When in India, I did end this podcast early due to the bad air quality. @nikhilkamathcio was a gracious host and we were having a great time. The problem was that the room we were in circulated outside air which made the air purifier I'd brought with me ineffective. Inside, the AQI was 130 and PM2.5 was 75 µg/m³, which is equal to smoking 3.4 cigarettes for 24 hours of exposure. This was my third day in India and the air pollution had made my skin break out in rash and my eyes and throat burn. Air pollution has been so normalized in India that no one even notices anymore despite the science of its negative effects being well known.

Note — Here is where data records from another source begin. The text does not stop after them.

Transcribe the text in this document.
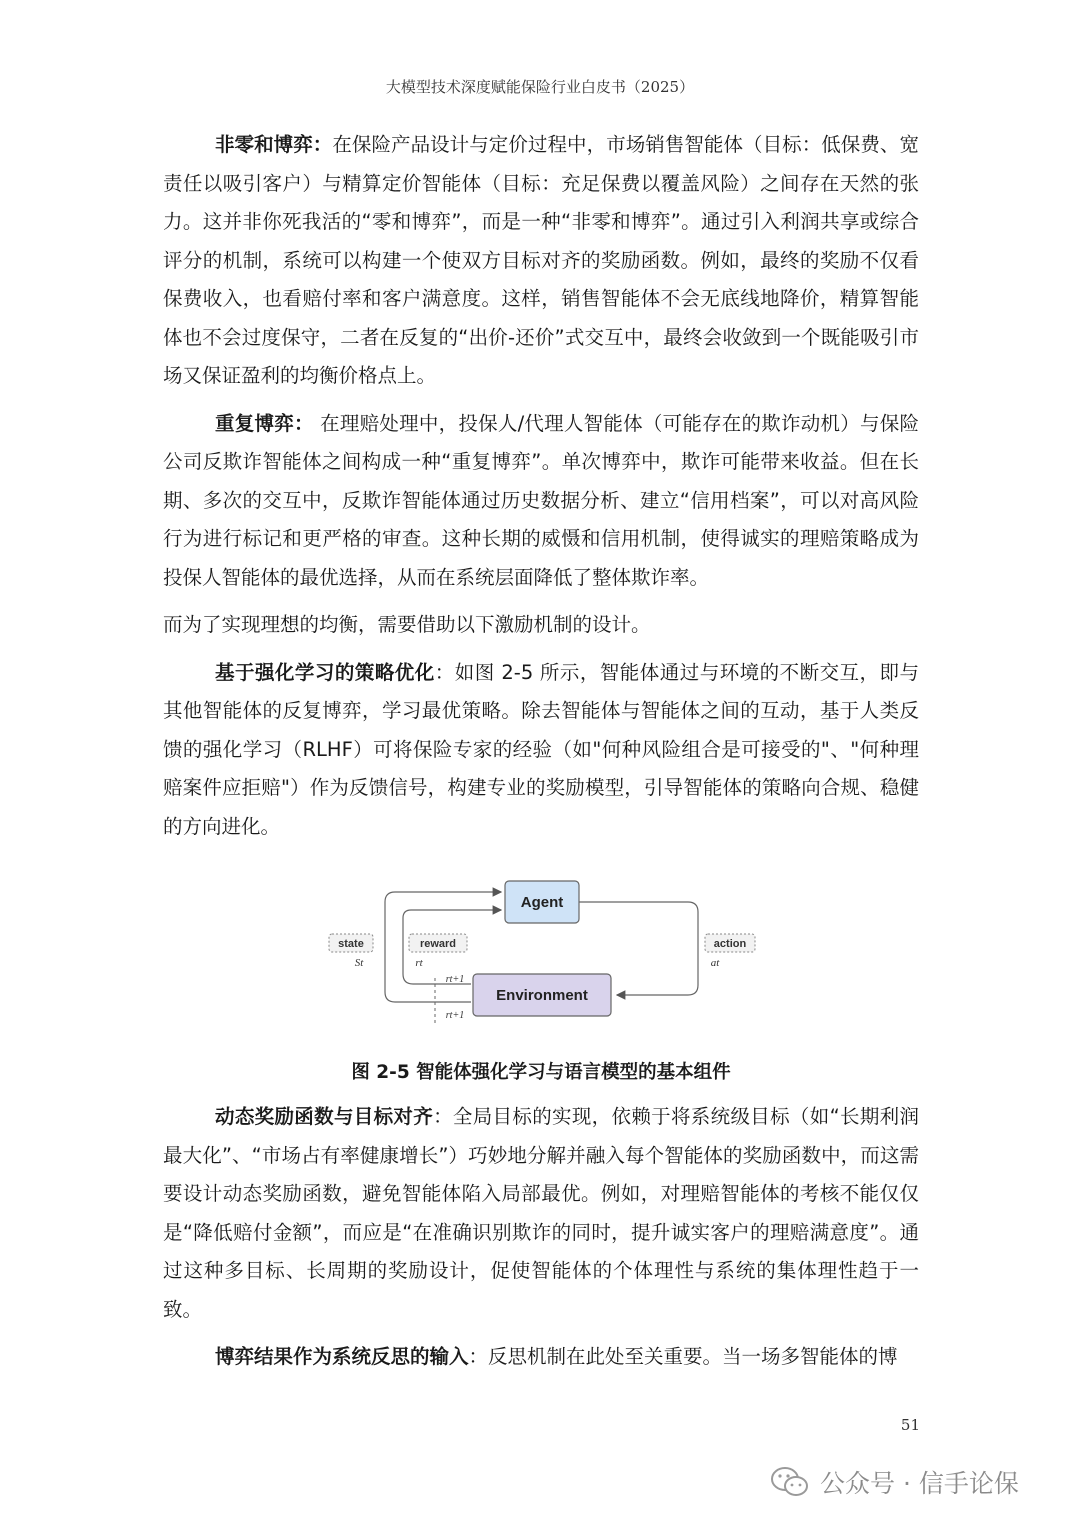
大模型技术深度赋能保险行业白皮书（2025）

非零和博弈：在保险产品设计与定价过程中，市场销售智能体（目标：低保费、宽责任以吸引客户）与精算定价智能体（目标：充足保费以覆盖风险）之间存在天然的张力。这并非你死我活的“零和博弈”，而是一种“非零和博弈”。通过引入利润共享或综合评分的机制，系统可以构建一个使双方目标对齐的奖励函数。例如，最终的奖励不仅看保费收入，也看赔付率和客户满意度。这样，销售智能体不会无底线地降价，精算智能体也不会过度保守，二者在反复的“出价-还价”式交互中，最终会收敛到一个既能吸引市场又保证盈利的均衡价格点上。

重复博弈： 在理赔处理中，投保人/代理人智能体（可能存在的欺诈动机）与保险公司反欺诈智能体之间构成一种“重复博弈”。单次博弈中，欺诈可能带来收益。但在长期、多次的交互中，反欺诈智能体通过历史数据分析、建立“信用档案”，可以对高风险行为进行标记和更严格的审查。这种长期的威慑和信用机制，使得诚实的理赔策略成为投保人智能体的最优选择，从而在系统层面降低了整体欺诈率。

而为了实现理想的均衡，需要借助以下激励机制的设计。

基于强化学习的策略优化：如图 2-5 所示，智能体通过与环境的不断交互，即与其他智能体的反复博弈，学习最优策略。除去智能体与智能体之间的互动，基于人类反馈的强化学习（RLHF）可将保险专家的经验（如"何种风险组合是可接受的"、"何种理赔案件应拒赔"）作为反馈信号，构建专业的奖励模型，引导智能体的策略向合规、稳健的方向进化。

Agent
Environment
state
St
reward
rt
action
at
rt+1
rt+1
图 2-5 智能体强化学习与语言模型的基本组件

动态奖励函数与目标对齐：全局目标的实现，依赖于将系统级目标（如“长期利润最大化”、“市场占有率健康增长”）巧妙地分解并融入每个智能体的奖励函数中，而这需要设计动态奖励函数，避免智能体陷入局部最优。例如，对理赔智能体的考核不能仅仅是“降低赔付金额”，而应是“在准确识别欺诈的同时，提升诚实客户的理赔满意度”。通过这种多目标、长周期的奖励设计，促使智能体的个体理性与系统的集体理性趋于一致。

博弈结果作为系统反思的输入：反思机制在此处至关重要。当一场多智能体的博

51
公众号 · 信手论保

People would be outside running. Babies and small children exposed from birth. No one wore a mask which can significantly decrease exposure. It was so confusing. The evidence shows that India would improve the health of its population more by cleaning up air quality than by curing all cancers. I am unsure why India's leaders do not make air quality a national emergency. I don't know what interests, money and power keep things the way they are but it's really bad for the entire country. When I returned to the U.S., my eyes were fresh to see what is normalized to me. I saw obesity everywhere. 42.4% of American are obese and because I was around it all the time, I had been mostly oblivious to it. In many contexts, obesity is worse than air pollution in the long term. Why wouldn't American leaders declare a national emergency on obesity? What interests, money and power keep things the way they are but are really bad for the entire country.